In living with chronic illness, I often fall into a strange habit whereby I feel guilty for being happy.
If I show visible improvement in my health, however minor, I then have to start from scratch again when things turn the other way: produce the ‘I’m still sick’ card — which is entirely depressing, and feels like attention seeking.
This behaviour often stems from the ‘invisibility’ of our illness. Seeing is believing, after all — and some people just can’t seem to get their heads around an invisible illness. They can comprehend that God [Jon Hamm] exists, but they can’t quite seem to grasp that we have a disease that mainly exists under the cover of our skin.
OK: so these people know we can’t possibly walk around in hospital gowns 24/7 for their benefit, because that would be wholly inappropriate in high-powered business meetings; but they’d still prefer if we could make life a little easier for them. Perhaps a sandwich-board with “YES, I’M STILL SICK!” emblazoned on it? Or a tattoo across our foreheads with detailed artwork conveying our burning innards?

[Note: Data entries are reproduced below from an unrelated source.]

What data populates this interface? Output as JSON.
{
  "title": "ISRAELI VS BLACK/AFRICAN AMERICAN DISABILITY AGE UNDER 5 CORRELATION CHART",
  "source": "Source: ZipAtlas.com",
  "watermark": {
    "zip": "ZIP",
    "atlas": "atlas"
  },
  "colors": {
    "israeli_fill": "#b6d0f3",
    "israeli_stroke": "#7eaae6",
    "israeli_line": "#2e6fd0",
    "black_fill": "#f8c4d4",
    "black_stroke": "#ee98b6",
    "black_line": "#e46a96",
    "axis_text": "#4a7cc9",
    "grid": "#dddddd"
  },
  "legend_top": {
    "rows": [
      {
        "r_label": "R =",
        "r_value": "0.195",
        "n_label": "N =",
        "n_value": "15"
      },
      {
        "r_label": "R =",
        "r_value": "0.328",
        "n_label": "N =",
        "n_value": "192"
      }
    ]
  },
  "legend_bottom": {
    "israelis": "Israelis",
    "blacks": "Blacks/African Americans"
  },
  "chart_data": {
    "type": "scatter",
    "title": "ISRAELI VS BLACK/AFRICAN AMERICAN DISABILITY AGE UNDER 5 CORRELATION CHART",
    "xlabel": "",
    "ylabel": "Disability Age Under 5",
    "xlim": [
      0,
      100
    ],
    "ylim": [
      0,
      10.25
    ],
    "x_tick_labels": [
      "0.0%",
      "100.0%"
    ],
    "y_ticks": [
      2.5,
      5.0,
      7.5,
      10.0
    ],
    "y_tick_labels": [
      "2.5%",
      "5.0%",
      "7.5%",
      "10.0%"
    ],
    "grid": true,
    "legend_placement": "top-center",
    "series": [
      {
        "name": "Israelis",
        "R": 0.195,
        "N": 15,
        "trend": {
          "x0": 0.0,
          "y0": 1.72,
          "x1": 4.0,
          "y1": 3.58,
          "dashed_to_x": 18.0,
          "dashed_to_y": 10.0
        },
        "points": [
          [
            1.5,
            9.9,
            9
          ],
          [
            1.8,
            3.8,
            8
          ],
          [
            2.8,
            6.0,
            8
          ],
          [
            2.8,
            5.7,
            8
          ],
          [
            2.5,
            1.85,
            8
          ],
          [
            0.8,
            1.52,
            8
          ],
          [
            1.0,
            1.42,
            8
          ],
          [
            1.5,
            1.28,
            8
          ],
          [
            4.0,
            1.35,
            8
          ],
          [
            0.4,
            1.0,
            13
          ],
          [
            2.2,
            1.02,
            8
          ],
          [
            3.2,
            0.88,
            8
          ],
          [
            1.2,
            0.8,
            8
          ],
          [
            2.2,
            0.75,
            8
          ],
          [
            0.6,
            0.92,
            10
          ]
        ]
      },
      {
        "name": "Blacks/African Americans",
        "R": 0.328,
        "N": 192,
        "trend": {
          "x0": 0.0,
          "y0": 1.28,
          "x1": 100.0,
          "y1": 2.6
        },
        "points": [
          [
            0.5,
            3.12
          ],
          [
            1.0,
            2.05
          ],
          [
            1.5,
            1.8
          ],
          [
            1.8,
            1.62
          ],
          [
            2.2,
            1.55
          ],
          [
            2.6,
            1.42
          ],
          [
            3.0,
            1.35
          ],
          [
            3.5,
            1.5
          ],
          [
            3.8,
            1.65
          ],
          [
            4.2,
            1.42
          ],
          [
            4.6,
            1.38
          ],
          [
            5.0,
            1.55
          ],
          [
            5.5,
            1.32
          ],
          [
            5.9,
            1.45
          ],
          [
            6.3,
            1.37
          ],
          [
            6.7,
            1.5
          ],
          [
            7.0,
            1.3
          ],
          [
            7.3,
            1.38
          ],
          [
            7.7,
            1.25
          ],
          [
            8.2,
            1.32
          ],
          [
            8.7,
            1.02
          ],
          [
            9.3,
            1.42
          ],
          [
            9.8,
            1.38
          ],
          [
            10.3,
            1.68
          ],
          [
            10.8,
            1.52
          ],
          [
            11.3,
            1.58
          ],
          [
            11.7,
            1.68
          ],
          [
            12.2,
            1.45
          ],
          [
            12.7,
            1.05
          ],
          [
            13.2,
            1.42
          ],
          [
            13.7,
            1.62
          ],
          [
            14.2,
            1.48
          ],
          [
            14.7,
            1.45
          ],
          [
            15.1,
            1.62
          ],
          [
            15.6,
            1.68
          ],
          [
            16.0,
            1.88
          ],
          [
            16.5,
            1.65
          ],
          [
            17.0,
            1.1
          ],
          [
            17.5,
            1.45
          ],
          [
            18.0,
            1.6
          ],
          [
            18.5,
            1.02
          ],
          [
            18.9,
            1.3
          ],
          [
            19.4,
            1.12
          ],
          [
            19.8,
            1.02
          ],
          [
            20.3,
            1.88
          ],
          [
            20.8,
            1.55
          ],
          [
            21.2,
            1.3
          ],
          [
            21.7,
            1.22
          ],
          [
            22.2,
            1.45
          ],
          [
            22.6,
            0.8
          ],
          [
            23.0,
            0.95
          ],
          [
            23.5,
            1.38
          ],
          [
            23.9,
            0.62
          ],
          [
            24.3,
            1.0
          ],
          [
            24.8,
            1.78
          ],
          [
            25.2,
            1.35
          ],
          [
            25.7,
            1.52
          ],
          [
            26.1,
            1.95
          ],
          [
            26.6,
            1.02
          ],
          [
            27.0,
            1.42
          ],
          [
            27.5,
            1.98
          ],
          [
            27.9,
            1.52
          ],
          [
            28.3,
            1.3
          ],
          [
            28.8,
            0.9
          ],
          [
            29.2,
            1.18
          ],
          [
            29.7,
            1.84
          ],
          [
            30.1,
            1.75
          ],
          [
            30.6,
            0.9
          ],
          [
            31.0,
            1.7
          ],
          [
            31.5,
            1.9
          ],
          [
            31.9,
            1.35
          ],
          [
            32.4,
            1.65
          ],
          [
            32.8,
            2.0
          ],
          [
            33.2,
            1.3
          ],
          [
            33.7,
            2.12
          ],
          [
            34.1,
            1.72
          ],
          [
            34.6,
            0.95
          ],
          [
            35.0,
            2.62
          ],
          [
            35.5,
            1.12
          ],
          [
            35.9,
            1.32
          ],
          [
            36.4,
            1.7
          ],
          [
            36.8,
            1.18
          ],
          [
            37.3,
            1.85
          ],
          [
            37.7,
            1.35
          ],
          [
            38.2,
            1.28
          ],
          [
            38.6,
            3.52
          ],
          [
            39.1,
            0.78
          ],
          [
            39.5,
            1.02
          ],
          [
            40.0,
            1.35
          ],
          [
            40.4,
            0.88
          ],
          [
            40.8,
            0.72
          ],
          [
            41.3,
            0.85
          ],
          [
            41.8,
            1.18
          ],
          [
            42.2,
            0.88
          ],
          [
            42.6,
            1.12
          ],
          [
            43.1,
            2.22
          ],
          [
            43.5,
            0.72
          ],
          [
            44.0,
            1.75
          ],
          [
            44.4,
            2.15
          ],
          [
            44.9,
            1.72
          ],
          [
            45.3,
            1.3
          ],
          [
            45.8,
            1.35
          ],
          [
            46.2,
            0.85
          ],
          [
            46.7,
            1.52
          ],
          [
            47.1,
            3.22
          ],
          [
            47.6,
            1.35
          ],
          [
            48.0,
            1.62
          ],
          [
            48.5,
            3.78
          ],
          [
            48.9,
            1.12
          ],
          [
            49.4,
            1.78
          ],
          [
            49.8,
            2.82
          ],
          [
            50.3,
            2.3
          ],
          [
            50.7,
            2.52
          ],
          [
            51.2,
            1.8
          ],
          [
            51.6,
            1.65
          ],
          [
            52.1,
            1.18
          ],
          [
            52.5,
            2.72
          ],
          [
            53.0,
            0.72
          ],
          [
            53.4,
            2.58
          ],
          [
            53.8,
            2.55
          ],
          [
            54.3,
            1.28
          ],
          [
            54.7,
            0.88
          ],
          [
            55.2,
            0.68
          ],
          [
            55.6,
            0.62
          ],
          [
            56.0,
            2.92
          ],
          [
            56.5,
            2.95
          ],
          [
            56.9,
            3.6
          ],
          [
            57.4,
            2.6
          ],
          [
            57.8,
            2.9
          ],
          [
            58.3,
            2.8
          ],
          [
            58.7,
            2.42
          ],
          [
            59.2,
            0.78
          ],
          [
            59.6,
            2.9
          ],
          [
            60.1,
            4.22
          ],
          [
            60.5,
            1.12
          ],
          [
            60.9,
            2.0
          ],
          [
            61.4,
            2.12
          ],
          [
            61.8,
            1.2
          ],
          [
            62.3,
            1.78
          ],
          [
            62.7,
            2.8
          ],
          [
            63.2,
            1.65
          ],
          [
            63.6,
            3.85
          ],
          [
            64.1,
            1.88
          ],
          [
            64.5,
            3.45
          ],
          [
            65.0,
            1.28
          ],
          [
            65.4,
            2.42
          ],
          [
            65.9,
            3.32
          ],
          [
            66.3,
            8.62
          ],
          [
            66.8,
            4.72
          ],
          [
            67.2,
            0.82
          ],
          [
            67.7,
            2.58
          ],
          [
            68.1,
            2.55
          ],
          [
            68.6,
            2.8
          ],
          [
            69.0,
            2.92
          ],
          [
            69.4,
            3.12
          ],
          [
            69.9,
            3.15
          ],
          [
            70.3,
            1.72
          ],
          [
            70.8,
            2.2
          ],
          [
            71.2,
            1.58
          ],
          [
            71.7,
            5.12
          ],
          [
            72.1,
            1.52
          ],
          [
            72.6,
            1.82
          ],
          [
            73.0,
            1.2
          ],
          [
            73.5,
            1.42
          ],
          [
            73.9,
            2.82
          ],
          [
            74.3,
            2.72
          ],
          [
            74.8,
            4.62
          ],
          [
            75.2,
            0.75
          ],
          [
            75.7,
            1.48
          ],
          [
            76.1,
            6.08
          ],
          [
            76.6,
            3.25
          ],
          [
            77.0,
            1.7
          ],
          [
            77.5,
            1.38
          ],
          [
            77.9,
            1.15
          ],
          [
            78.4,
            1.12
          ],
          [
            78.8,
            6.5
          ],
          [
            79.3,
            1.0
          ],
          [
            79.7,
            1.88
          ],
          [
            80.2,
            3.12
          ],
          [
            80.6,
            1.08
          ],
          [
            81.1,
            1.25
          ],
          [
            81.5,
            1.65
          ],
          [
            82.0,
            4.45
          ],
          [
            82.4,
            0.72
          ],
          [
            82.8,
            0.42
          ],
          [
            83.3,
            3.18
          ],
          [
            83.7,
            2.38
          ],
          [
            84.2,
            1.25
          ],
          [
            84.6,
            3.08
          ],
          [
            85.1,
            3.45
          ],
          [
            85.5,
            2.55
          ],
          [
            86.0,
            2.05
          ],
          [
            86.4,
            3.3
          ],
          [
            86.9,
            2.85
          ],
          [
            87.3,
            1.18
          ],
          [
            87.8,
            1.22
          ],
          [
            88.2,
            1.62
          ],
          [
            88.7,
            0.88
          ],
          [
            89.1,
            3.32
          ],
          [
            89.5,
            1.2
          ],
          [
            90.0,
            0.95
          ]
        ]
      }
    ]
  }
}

So as our illness is invisible, we are yet again expected to behave as patients — to conform to outsider’s preconceptions of what a ‘patient’ or a ‘person with a disability’ is, anyway. If I had a broken leg and was wearing a massive cast I’d be permitted to laugh and joke like a normal human being as you scrawled ‘FRED WOZ ERE 2015’ onto my leg in permanent marker. (Wrong leg Fred, the one with the cast, you idiot!)
But because you can’t see my disability, it can’t possibly exist — can it? And if it REALLY does, why are you laughing? You’re ILL aren’t you?
Crohn’s or no Crohn’s, people can still be mean and rude and presumptuous. It took me an almost embarrassingly long time to realise that those people are not people I want to know at all: so why should I make space for that just because we perhaps share an illness in common? It’s nonsensical. I suppose what I’m getting at is that we could all try to practice a little more tolerance.
Those without chronic illnesses could listen instead of pre-judging. Those with, could learn to use these uncomfortable encounters in which we feel judged, as opportunities to educate rather than take offence. We could take care of one another physically and mentally and pick up those who are struggling rather than getting competitive about who ‘has it worse’. Competitive suffering is one of my biggest peeves and should be eliminated from all of time and space immediately.
Now if you’ll excuse me I’ve got a fake cast I need to try and remove from my leg and a Bible based around the life and teachings of Jon Hamm I need to pen.